Mystery! (aka “Masterpiece Theatre,” “Masterpiece Mystery”)

Public Broadcast, Private Eyes

Lord knows, the American public broadcasting network wasn’t exactly known for its tough, gritty fare.

Nope, its flagship crime anthology series MYSTERY! (and Masterpiece Theatre from which it sprang) have been mostly aimed at American Anglophiles of a certain class, and as such it’s been largely domestics and cozies, featuring assorted Lord Muckymucks, Inspector Flacid Chin-Jones, plucky amateur sleuths and enough feisy spinsters to fill up a convent. Plus, of course, lots of quaint villages and an ocean of tea served in fine china.

But every now and then, a private detective did slip in…

Produced by WGBH Boston for PBS, featuring predominately British mystery stories, usually literary adaptations, Mystery! was intended as a simple spin-off of the popular PBS show Masterpiece Theatre. But nobody suspected, when it made its debut in 1980, that it would have such an influence on crime and mystery fiction.

Helped along by affable hosts who would introduce each episode (including Gene Shalit, Vincent Price and Diana Riggs), the show ran for twenty-eight seasons, and introduced American viewers (and nosy Canadians, peeking from across the border) to a whole new world of wonderful sleuths, from wisecracking, wine-soaked attorneys to gimpy former jockeys hanging around racetracks.

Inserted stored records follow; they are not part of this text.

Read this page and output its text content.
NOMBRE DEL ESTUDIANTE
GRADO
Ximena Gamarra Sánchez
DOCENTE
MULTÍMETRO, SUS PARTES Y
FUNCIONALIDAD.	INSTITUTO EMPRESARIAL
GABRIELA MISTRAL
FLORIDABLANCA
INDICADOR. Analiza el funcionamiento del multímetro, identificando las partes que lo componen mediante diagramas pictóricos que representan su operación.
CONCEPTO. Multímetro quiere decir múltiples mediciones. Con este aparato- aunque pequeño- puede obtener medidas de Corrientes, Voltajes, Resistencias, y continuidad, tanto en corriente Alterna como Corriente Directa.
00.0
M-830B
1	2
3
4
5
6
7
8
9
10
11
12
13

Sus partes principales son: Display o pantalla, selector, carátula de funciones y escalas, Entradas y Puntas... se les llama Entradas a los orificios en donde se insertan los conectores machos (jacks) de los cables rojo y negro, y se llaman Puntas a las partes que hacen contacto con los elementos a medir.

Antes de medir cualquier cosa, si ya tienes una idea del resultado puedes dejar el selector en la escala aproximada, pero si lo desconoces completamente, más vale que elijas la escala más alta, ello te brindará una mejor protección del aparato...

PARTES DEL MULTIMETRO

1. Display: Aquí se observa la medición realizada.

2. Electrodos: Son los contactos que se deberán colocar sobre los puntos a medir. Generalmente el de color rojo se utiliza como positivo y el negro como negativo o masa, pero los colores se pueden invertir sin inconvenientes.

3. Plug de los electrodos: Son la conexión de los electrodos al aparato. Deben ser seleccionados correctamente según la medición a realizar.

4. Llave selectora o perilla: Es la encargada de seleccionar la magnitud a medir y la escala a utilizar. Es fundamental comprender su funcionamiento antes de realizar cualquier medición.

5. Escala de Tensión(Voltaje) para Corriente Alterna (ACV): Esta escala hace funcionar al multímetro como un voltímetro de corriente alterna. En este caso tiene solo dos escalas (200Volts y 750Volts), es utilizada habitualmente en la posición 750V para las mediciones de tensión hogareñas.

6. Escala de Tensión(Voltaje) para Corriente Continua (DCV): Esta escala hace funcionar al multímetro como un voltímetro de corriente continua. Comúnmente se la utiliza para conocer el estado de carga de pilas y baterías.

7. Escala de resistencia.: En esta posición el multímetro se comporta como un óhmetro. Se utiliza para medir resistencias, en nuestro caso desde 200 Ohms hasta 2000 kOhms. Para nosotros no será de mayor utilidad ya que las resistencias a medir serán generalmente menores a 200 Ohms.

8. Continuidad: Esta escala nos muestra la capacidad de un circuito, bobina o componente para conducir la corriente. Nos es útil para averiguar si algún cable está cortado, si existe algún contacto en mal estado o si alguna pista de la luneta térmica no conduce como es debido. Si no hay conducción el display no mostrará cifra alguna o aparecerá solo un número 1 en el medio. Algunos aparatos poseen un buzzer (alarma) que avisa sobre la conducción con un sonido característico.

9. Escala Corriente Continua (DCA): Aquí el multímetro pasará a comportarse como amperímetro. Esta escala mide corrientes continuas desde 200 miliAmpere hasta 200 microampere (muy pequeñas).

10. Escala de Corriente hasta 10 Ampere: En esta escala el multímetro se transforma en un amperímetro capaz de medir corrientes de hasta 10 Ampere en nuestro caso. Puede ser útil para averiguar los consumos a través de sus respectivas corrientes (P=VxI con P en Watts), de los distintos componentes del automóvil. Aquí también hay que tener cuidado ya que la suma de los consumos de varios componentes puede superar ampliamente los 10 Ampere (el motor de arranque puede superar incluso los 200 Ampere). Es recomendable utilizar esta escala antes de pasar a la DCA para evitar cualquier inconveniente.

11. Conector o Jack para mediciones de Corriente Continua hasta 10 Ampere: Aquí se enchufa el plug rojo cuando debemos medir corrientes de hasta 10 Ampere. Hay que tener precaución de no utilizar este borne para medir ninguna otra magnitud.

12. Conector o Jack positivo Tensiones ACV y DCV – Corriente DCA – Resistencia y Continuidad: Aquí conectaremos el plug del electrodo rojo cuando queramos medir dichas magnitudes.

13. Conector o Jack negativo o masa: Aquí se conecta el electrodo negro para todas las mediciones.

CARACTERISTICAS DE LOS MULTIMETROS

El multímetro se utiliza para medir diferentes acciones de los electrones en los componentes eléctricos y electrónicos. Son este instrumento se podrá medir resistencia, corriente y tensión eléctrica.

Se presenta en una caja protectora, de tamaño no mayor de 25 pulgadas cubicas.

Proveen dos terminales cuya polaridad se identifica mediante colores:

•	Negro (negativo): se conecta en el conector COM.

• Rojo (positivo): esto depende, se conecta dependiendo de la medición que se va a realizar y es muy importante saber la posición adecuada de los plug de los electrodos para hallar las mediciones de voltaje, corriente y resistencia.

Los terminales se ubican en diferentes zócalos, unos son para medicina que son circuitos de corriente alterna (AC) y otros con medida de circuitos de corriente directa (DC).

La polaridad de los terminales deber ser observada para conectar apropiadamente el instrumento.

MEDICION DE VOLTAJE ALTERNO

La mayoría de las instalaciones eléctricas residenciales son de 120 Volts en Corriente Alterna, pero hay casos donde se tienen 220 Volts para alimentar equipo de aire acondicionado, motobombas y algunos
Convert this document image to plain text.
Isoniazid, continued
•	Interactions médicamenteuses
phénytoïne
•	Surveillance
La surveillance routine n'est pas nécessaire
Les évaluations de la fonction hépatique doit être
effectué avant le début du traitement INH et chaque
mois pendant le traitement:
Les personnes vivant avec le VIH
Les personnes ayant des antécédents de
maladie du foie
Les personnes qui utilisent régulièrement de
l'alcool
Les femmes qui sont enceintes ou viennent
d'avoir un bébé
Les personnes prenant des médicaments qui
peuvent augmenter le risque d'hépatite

Not that Mystery! show ended its run after almost three decades — by then it had became a television powerhouse. Such was the demand in the U.S. for “sophisticated” crime drama, that it ceased to simply be an importer of British reruns — PBS itself became a producer of made-in-the-U.K. crime dramas, and even, due to increasing pressure, even some American material, most notably several adaptations of Tony Hillerman’s books. Still, the vast majority of programming remains British literary adaptations co-produced with UK-based production companies.

In 2008, after several years of funding difficulties (a major sponsor dropped out), the show dusted itself off, and simply went back to where it had started. It combined with Masterpiece Theatre under the umbrella title Masterpiece, as Masterpiece Mystery!, alongside Masterpiece Classic and Masterpiece Contemporary.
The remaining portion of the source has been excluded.